To illustrate, I’ll use a fictional person: Beauregard. Beau works for $13 an hour fixing tractors and other farm machinery in a small garage in a rural township. He’s 32 years old with a long-time girlfriend who has a small child. He drives a battered Ford pickup and lives in a rented house at the edge of town. Until a couple of years ago he never voted. But he was so incensed by the bailout of the Wall Street banks, insurance companies, and then the car companies that he began to help canvass his neighbors for an insurgent candidate for the House of Representatives. The people working on the campaign were “his kind a folk.” Just like him they resented paying taxes to a federal government that then handed the money to fat cat bankers because they had been stupid or greedy, or both. The banks and insurance companies had made bad investments in the housing market but instead of bearing responsibility for their errors and bearing the financial loss or losing their jobs (or both) they were made whole by the largesse of the federal government. Their exorbitant pay has continued and their bonuses increased. The same Wall Street types then fought hard and paid well to stop the government from increasing regulation designed to prevent them from bringing down the economy in the future through their stupidity and greed.
The financial meltdown in 2008 was not just the result of Wall Street gluttony and stupidity. Many players contributed from naïve home buyers, to greedy mortgage brokers, Fannie Mae executives, an ideologically tainted Chairman of the Federal Reserve, and a President and Congress that pushed for wider home ownership. This was a complex financial system that almost imploded because too few people took the trouble to think through the consequences of a rapid rise in the price of houses and household debt. In some measure this is to be expected. As the diversity of desires and interests among the agents increases, the system becomes ever more complex and less comprehensible to its participants even as they make it, and less manageable by governments.
Beau doesn’t understand the details of what caused the financial problems but he instinctively understands that it is wrong to get someone else to pay for your errors. When he screws up a repair job, he accepts his boss’s cuss words and fixes the problem. He wants to do good work and (usually) admits his mistakes. So he cannot understand how a CEO of an investment bank who was paid more than $300 million (numbers Beau can barely comprehend) over a decade can tell Congress that he does not understand why his bank failed and still not get jail time or even something worse. The pain and suffering throughout the economy that they have caused seems like a hanging offense to him. His two brothers lost their jobs in the recession caused by the Wall Street mess and old Mrs. Hubbard down the road lost her house. “That just ain’t right.” People should be responsible for themselves and should not need a government to tell them how to live their lives or fix the problems that they cause for themselves. The government should help people who are harmed by others but not if they screw themselves through their own faults.
But it was not just fat cat bankers that got Beau all riled up.
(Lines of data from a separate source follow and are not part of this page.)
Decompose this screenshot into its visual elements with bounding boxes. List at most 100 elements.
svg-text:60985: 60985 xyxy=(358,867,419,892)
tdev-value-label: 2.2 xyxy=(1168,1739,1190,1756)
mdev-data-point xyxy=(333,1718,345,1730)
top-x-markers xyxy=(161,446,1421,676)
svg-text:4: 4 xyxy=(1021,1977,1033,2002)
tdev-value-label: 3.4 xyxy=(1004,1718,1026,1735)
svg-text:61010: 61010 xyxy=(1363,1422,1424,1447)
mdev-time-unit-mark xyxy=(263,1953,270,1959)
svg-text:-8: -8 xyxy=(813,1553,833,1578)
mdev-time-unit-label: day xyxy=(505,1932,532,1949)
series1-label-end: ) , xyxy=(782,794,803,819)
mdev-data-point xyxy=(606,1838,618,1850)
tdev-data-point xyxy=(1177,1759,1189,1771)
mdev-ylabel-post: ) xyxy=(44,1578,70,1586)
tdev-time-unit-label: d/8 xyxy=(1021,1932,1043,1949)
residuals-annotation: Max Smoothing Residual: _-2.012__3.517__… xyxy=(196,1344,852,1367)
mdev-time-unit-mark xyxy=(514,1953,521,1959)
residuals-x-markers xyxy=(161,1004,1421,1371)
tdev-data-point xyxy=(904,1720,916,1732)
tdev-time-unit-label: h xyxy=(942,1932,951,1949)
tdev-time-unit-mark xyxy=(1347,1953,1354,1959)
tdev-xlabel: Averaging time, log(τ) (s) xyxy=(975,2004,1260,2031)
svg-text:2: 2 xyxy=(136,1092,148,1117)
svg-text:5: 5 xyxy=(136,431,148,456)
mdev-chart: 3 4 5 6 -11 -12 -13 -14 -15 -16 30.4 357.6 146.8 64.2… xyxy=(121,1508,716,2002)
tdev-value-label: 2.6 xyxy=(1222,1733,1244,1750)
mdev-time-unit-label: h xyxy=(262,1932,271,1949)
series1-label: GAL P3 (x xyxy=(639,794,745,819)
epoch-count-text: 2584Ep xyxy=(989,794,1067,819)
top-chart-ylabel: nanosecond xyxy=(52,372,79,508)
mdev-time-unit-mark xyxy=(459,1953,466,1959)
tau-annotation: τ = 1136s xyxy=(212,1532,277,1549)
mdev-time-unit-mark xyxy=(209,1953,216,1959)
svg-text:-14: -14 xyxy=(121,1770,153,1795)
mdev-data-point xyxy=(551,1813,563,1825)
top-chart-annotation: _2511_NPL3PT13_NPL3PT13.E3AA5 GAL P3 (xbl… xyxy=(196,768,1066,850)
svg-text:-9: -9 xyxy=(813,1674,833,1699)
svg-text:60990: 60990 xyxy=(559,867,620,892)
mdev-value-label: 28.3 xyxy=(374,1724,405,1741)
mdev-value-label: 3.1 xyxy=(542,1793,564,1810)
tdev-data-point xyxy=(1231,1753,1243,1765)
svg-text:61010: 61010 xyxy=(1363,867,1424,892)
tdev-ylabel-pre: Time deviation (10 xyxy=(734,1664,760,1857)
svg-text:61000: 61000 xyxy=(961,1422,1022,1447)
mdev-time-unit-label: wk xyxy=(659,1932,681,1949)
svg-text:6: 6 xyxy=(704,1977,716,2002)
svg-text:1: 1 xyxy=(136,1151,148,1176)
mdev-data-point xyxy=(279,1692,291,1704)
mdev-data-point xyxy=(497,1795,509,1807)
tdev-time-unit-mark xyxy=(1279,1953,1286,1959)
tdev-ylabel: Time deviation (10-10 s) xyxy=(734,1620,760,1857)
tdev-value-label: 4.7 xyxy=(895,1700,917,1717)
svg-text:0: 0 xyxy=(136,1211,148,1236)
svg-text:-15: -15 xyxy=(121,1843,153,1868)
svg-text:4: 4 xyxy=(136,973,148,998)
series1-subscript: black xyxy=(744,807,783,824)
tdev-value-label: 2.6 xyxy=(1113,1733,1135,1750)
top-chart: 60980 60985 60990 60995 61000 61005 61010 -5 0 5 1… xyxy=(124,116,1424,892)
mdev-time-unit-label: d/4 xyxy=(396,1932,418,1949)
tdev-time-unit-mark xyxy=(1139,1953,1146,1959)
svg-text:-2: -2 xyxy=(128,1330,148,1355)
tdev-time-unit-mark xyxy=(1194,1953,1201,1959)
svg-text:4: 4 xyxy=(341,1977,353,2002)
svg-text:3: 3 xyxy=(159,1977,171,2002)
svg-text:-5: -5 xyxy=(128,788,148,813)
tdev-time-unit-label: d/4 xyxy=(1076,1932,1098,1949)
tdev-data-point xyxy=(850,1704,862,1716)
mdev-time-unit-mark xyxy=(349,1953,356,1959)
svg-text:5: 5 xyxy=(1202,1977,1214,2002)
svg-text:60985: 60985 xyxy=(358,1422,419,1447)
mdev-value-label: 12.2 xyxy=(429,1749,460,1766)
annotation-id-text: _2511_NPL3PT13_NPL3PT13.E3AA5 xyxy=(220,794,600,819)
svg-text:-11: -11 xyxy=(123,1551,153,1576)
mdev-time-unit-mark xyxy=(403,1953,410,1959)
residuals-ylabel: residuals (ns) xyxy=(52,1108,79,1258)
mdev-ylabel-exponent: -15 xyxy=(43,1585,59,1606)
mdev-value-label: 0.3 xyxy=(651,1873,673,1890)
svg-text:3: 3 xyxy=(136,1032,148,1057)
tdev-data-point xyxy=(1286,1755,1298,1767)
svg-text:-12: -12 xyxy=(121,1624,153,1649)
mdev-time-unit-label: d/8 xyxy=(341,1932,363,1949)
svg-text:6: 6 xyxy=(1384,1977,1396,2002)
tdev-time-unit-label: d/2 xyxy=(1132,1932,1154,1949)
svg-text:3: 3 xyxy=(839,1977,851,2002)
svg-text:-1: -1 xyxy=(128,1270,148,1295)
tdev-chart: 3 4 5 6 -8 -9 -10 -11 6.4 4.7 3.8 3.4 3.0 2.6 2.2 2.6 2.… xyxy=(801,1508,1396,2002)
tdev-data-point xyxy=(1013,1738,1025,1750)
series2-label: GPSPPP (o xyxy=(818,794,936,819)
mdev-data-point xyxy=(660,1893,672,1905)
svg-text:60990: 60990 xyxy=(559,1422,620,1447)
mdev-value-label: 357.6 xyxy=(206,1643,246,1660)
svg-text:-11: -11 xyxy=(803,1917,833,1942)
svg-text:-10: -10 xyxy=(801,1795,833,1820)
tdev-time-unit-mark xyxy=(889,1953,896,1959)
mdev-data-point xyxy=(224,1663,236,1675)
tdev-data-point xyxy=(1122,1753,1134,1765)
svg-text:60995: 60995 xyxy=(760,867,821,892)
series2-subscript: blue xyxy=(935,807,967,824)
He also hates what he calls “Obamacare” because it will force him to buy health insurance. His boss says he can’t afford to pay Beau’s health insurance and Beau can’t afford it himself. But he doesn’t really need insurance: he hasn’t missed a day’s work in years. And nobody should be telling him to buy something he doesn’t want.
There is a disconnect here. The individual mandate in the Affordable Care Act is designed to prevent the same “free-rider” problem of “too-big-to-fail. If people accept the risk of living without health insurance, they should bear the full, actual cost of health care when they get sick or injured. The individual mandate is designed to make sure that people take responsibility for the risk that they will need health care in the future.
To reject the individual mandate is to demand that we have the freedom to take essentially the same type of risk as the leaders of too-big-to-fail banks: I have more money if I stay healthy but I don’t have to pay for getting sick because someone else will pick up the tab. When an uninsured person (often one of the working poor like Beau) arrives sick or injured at the emergency room, the law requires that they have to be treated. The emergency room is Cadillac care intended for critically ill but everyone else pays when it treats the uninsured. A free-rider problem.
The only solution is to either require that everyone has insurance or deny the uninsured health care when they need it. That is the personal responsibility that Beau and others are demanding bankers should have. It is, therefore, strange that many of the same people who rant about government bailouts of banks and corporations oppose the individual mandate. Perhaps, they feel that if the big guys can live off others, they should be allowed to as well. If enough people think that way and behave accordingly, the system will change and the United States will become something it has not been before. Heads I win, tails you lose . . . and we all lose.